Torque converter on suburu outback

my suburu outback is dying on me when I come to a stop and has happened when just idling. I have been told it is the toque converter and replacement is 2 thousand. Anyone have problems like this?

First, let’s have some basics. Year, mileage, engine size, and time/mileage of last spark plug change. If the engine dies while your idling, I doubt it is the totque converter unless you hear a weird squeal or whine

Who told you it is the torque converter and what was their reason? Does it keep idling if you shift into neutral as soon as you stop.?

Sounds like the converter clutch is sticking on. When this happens it is like having a manual and coming to a stop without releasing the clutch. When the car stalls and the Trans looses line pressure the clutch releases. 2k sounds fair since the transmission has to be removed to replace the converter.

I don’t buy it being the torque converter if it dies just as it is idling. Slowing to a stop, yes, but something else is happening if it dies after it has already stopped.
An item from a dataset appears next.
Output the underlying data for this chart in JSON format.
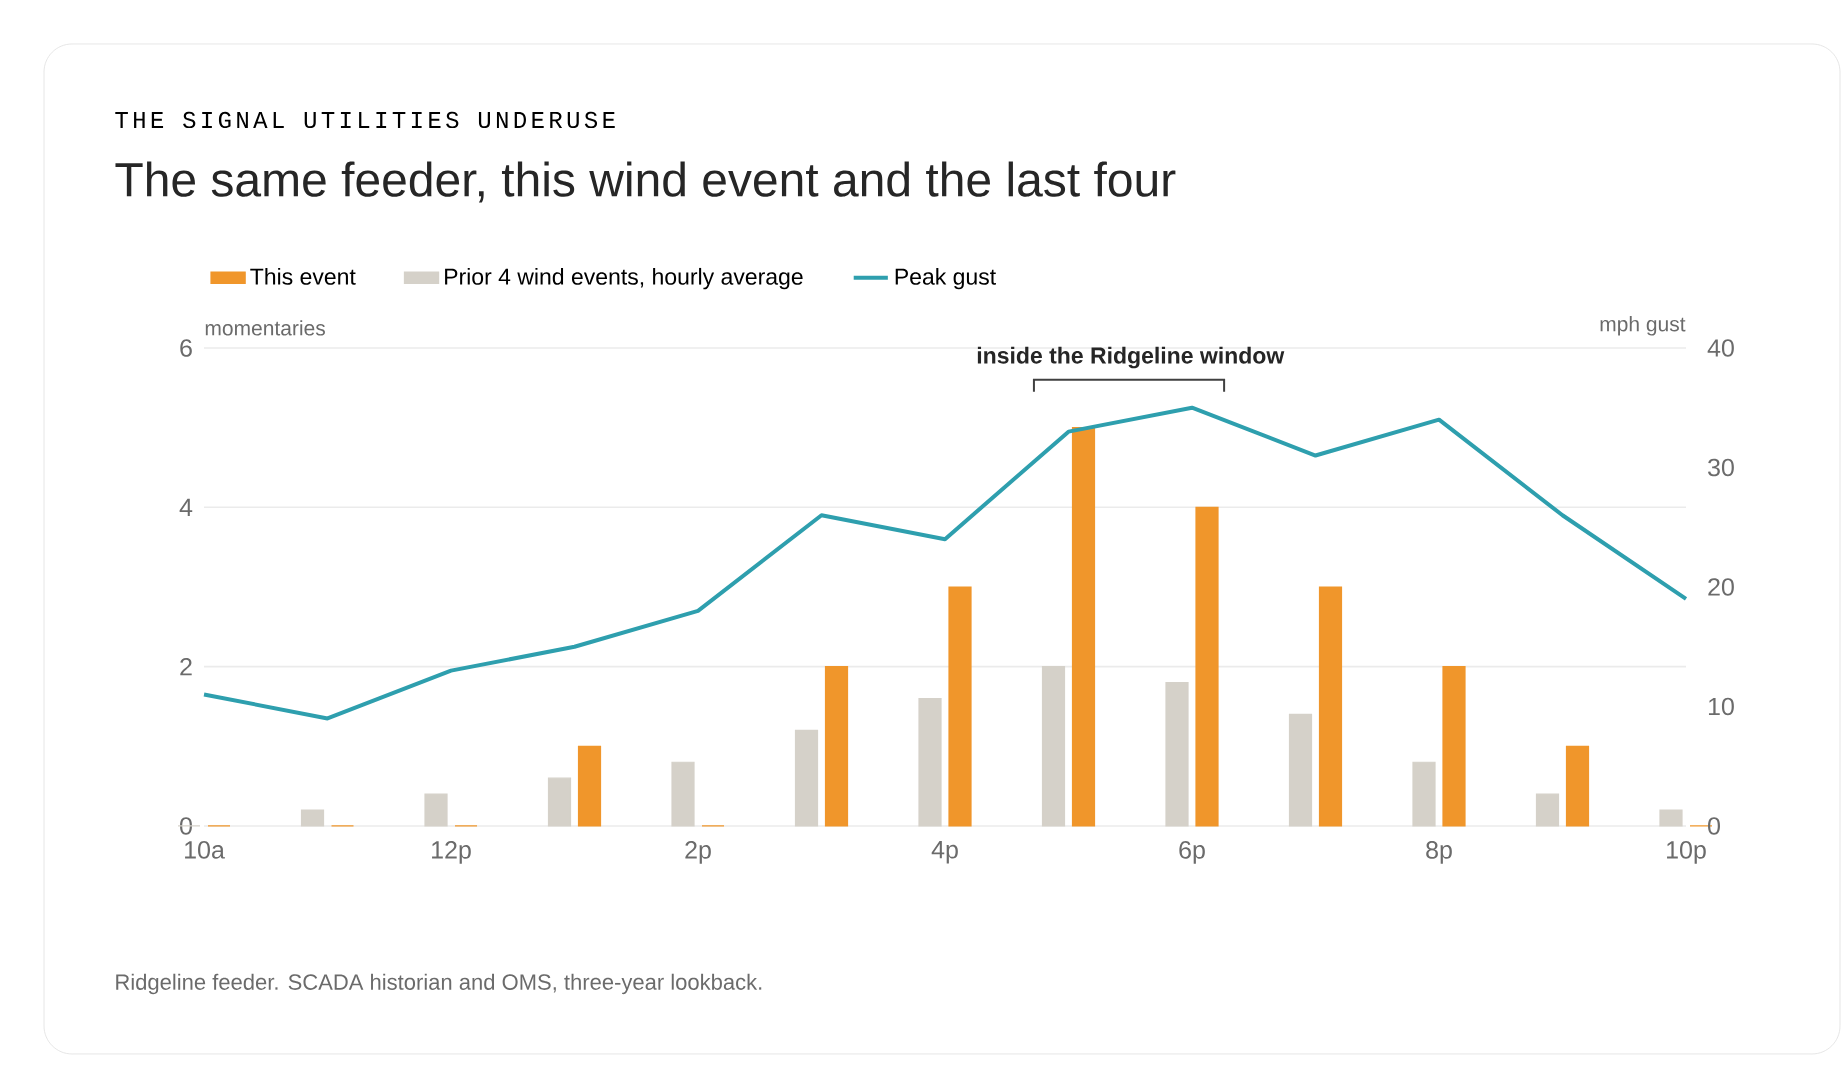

I can’t buy into the torque converter diagnosis either and 2 grand for a converter sounds a bit high to me although granted, the details behind that price are not given.
Even at a 100 an hour shop rate it seems a bit pricy.

What needs to be known is some useable info about the car as mentioned by BustedKnuckles.

If it dies with transmission in (N) neutral when you are idling it is not the torque converter.

I seem to remember that some GM models would cause stalling at idle if the “lock up” torque converter was not releasing. The fix was to pull the yellow wire (connector) off the transmission which would put the torque converter in a normal mode. I only did this one time on my brother’s car but it did work.